Ein Bewusstseinswandel. Ja, und auch unter Heterosexuellen und besonders unter Eltern. Auf jeder Veranstaltung, auf der wir sprechen, fragen wir immer: „Wie viele Heterosexuelle sind hier?“ Es sind immer viele! Auf unserer Demo im August 2013 haben sich meine Freundin Natacza und mein Kumpel Alexander kennengelernt. Beide sind alleinerziehende Eltern und kannten sich nicht. Heute sind sie ein Paar.

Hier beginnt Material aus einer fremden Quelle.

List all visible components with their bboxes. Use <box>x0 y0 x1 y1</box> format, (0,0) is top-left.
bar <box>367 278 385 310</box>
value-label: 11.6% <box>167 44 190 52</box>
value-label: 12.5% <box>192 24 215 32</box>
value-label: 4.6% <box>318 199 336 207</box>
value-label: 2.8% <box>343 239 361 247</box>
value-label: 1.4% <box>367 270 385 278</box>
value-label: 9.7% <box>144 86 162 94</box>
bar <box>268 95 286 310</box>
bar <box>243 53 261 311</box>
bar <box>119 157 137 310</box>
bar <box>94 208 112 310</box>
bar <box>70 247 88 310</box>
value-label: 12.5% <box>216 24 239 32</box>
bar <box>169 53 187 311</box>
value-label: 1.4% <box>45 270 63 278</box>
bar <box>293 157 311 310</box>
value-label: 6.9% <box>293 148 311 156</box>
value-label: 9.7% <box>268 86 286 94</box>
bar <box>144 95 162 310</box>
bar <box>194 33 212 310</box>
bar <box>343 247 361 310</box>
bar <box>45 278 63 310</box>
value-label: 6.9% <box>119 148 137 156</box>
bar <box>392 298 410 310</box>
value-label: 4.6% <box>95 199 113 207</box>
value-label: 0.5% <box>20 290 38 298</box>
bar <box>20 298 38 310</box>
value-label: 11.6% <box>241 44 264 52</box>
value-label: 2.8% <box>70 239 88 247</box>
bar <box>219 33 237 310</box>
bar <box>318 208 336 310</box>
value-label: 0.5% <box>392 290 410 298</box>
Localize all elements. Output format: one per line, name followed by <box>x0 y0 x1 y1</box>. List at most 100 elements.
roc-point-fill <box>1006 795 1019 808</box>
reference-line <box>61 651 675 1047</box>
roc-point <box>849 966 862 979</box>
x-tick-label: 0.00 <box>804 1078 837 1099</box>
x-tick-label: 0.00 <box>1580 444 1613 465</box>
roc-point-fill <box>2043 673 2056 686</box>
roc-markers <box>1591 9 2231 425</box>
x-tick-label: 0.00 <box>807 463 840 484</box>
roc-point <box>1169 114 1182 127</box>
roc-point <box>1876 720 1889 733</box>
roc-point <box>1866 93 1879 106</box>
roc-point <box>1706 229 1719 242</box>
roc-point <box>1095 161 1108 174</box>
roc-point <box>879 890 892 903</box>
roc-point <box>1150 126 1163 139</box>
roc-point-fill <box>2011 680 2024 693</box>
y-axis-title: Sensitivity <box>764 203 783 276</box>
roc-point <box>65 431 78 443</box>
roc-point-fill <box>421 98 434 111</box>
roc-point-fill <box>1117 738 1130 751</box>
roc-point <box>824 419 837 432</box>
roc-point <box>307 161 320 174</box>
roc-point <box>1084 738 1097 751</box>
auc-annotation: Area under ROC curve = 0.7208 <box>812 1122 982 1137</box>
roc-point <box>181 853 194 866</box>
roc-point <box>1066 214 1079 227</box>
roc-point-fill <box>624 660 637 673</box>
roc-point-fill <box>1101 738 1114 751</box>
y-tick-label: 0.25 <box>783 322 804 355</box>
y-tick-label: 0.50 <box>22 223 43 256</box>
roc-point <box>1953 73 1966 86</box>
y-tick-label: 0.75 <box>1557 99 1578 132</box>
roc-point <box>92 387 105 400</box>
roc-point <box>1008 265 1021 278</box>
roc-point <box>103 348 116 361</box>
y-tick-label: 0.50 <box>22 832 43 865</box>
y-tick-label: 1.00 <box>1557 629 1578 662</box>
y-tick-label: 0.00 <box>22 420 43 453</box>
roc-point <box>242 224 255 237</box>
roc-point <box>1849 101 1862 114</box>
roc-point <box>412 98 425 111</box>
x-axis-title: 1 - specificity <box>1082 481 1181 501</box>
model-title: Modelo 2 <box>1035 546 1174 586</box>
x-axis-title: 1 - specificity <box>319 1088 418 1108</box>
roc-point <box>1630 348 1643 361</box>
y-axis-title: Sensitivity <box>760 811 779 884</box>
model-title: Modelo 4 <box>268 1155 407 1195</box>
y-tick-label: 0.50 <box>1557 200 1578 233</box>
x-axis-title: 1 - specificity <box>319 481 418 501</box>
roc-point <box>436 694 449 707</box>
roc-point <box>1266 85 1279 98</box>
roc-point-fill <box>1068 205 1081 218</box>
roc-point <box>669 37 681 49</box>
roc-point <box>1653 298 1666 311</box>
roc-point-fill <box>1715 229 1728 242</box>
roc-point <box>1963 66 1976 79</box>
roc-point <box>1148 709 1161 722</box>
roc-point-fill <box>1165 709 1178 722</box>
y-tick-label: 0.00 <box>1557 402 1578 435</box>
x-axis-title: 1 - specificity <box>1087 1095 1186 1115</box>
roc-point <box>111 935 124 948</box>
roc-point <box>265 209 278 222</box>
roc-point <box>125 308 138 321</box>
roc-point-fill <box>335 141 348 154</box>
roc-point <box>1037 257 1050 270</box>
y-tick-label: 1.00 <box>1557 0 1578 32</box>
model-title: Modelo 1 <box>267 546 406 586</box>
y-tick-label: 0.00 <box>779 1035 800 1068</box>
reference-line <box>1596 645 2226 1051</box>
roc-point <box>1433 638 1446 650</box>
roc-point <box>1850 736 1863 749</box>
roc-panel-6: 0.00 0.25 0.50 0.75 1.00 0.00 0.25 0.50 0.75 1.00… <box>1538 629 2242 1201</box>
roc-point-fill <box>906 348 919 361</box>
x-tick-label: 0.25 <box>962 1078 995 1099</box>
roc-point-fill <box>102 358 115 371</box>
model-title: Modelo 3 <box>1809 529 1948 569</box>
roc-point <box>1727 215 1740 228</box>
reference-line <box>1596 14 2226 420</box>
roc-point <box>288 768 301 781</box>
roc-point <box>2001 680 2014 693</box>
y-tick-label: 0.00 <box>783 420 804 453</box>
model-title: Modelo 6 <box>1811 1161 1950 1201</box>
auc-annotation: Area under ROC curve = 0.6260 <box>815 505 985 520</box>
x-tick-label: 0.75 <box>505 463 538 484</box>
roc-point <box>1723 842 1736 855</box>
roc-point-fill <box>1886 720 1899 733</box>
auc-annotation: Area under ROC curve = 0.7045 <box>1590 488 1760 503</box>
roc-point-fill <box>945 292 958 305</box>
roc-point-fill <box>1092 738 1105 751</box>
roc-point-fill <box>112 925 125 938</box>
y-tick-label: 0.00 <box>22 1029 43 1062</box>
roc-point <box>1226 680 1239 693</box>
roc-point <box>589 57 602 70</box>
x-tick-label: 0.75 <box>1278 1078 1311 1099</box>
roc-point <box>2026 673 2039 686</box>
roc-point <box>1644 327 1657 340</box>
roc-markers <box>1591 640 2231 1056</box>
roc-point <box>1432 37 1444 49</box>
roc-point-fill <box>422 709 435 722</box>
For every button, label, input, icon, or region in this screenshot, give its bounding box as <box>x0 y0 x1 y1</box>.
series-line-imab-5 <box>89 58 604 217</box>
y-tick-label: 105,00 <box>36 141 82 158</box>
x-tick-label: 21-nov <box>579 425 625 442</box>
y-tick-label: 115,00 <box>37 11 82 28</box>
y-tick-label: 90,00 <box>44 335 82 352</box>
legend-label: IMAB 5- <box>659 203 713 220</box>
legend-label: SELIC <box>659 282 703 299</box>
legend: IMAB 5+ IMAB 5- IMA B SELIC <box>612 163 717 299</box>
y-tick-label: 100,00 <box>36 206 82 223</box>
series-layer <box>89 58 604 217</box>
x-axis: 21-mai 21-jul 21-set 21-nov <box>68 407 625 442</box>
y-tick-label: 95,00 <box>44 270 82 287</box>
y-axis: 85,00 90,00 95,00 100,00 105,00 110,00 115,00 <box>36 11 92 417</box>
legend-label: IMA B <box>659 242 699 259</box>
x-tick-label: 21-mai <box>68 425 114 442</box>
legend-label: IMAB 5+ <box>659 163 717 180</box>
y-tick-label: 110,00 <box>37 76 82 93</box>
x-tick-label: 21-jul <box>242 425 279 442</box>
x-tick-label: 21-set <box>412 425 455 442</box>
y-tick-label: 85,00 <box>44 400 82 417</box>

Während wir jetzt gerade sprechen, hocken die Zuhause und freuen sich ihres Lebens.

Ihr habt ziemlich viele Leute auf die Straßen bekommen, mehr als viele andere Initiativen. Sind die anderen so verschnarcht? Wir nutzen die sozialen Netzwerke und wir kommunizieren insofern, als wir den Leuten sagen, was wir uns wünschen, was wir brauchen. Beispiel Pride Kopenhagen: Ich war alleine aus unserem Team dort, und ich hatte eine Fahne dabei, die 14 Kilogramm wiegt und 25 Meter lang ist. Die kann nicht einer allein schleppen. Wir brauchen 45 Leute, damit die Fahne ordentlich getragen werden kann. Ich habe mich deshalb mit einer Kamera aufgenommen und gesagt: „Hey, wir kommen nach Kopenhagen zum Pride, haben eine große Fahne dabei, die ist 25 Meter lang und wir brauchen 45 Helfer.“ Und ich hatte dann dort 45 Leute stehen, die ich nie zuvor in meinem Leben gesehen habe.

Und das klappt immer? Man muss die Leute rufen. Da draußen gibt es ein Riesenpotential an Menschen, die gerne etwas leisten wollen, in ihrer freien Zeit, kostenlos, einfach nur um das Gefühl zu haben: Ich habe etwas beigesteuert. Wir haben uns in den letzten Jahren alle irgendwie erzählen lassen, dass die Leute nur an sich selbst denken und sich einen Dreck darum scheren, wie es anderen geht. Das stimmt nicht. Wir haben selten so viel Hilfsbereitschaft, Solidarität und Eigeninitiative erlebt, wie im letzten Jahr.

Die Fahnen, aber auch die ganzen Aufkleber, die ihr habt, die Materialien die ihr verteilt, das kostet ... ein Heidengeld.

Genau. Wo kommt das her? Aus Spenden. Das meiste Geld kommt von privaten Leuten. Wir haben eine Spende gekriegt von einer Frau, die wir nie gesehen haben, über 5.000 Euro. Eine andere Frau hat 2.222 Euro überwiesen. Und dann haben wir wahnsinnig viele Spenden über einen Euro bekommen. Einer hat geschrieben: Ich gehe am Wochenende nicht ins GMF, ich spare mir die 8 Euro und überweise sie euch. Wenn so eine Nachricht aufpoppt, denke ich: Wow. Und dann gibt es Unternehmen wie Lush. Lush hat einen Charity-Topf, aus dem sie kleine Gruppierungen finanziert und sie haben uns mehrmals unterstützt - ohne Werbung als Gegenleistung. Wir kriegen ja ständig zu hören: Es geht nicht ohne Sponsoren. Doch! Aber wir müssen den Unternehmen sagen, wie wir sie brauchen.

Im Gegensatz zu vielen anderen Initiativen habt ihr in der Orga-Gruppe ausschließlich schwule Männer. In unserem Siebener-Team waren lesbische Frauen mit dabei. Nur: Es ist so viel Arbeitsaufwand, dass einige, auch von den Jungs, zwischendurch aussteigen. Wenn da draußen, und das ist vielleicht ein Appel, Leute sind, die sagen: Ich würde mich gerne engagieren, schreibt uns an! Wir sind sehr offen, vor allen Dingen freuen wir uns über Frauen. Wir sind froh über alle, die sagen: Wir machen da mit, wir wollen euch unterstützen, wir wollen etwas beitragen.

Für's nächste Jahr: Gibt es etwas, dass ihr geplant habt? Im Moment steht nichts an. Wenn wir nächstes Jahr noch aktiv sind, was wir glauben und hoffen, werden wir sehen, was wir machen. Es scheint die Menschen ja zu erreichen.